Anthony Gomes – Live


At 38, blues rocker Anthony Gomes makes music like a man in his prime, getting the best from himself while being neither too tired nor jaded to truly enjoy his life’s work. He’s a solid, exciting guitarist whose nakedly visible musical roots form a rock solid foundation. Gomes doesn’t just build upon that foundation, he makes a launching pad of it and boy, does he soar.
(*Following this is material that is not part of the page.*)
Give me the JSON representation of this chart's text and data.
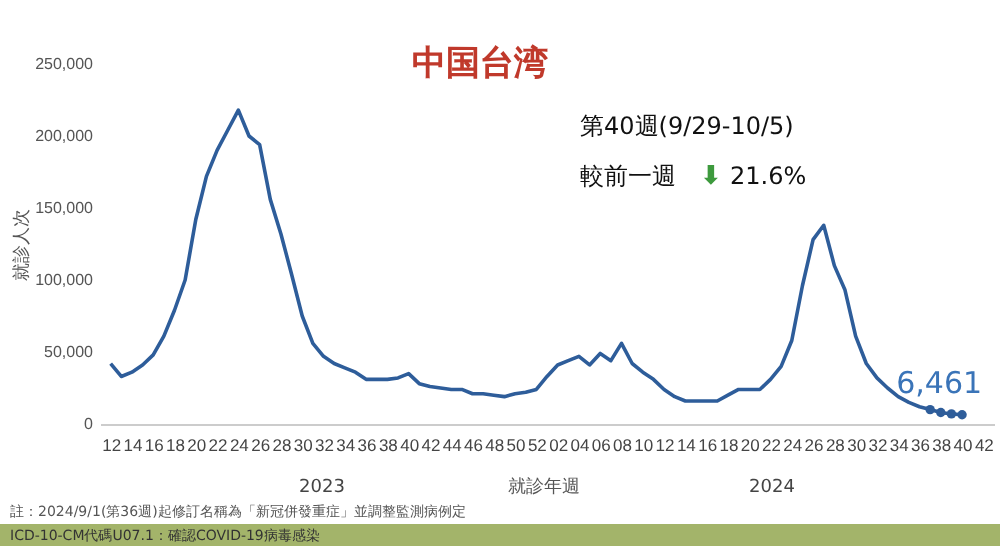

Jimmy Page, the under-sung Rory Gallagher and other British bluesman clearly have fingers in. But so do root sources like Muddy Waters, Robert Johnson, of course, (“When The Right Woman does You Wrong”) and even “Ball Of Confusion”-era Temptations in “War On War.” Choice dollops of Stevie Wonder and The Doors enhance “Bluebird” thanks to keyboardist Todd Hamrick, and “Right Woman” owes much to Boz Scaggs’ version of the Fenton Robinson classic “Somebody Loan Me A Dime.” But why give that gift horse the fisheye?

Building on the Experience/Double Trouble model, Hamrick, drummer Denis Palatin – if he isn’t giving you what you want, you’re asking too much – and bassist Biscuit Miller stick to Gomes’ trail like a gang of bloodhounds. Live is so successfully, so delightfully infectious that when Gomes and the new Soul Cowboys burst into a thumping, blistering take on Zeppelin’s “Heartbreaker” out of “Bluebird” it seems the logical, indisputably right thing to do. In some ways, Gomes and band deliver what some of the big cojone, beer-fueled festival acts of the past, from Grand Funk Railroad to Whitesnake (“Falling”) and even (dare it be said aloud?) Wet Willie, promised – mitigated, of course, by actual talent.

In service of this criminally enjoyable set Gomes mainly uses three mid-’60s Stratocasters and late-’90s Teles. A couple of custom Gigliotti guitars augment other well-employed pieces. Such choices testify to his love and mastery of classic tone and feel. If a young Gomes took heat for sneaking into dad’s record collection, it was worth any hidin’ he got for it.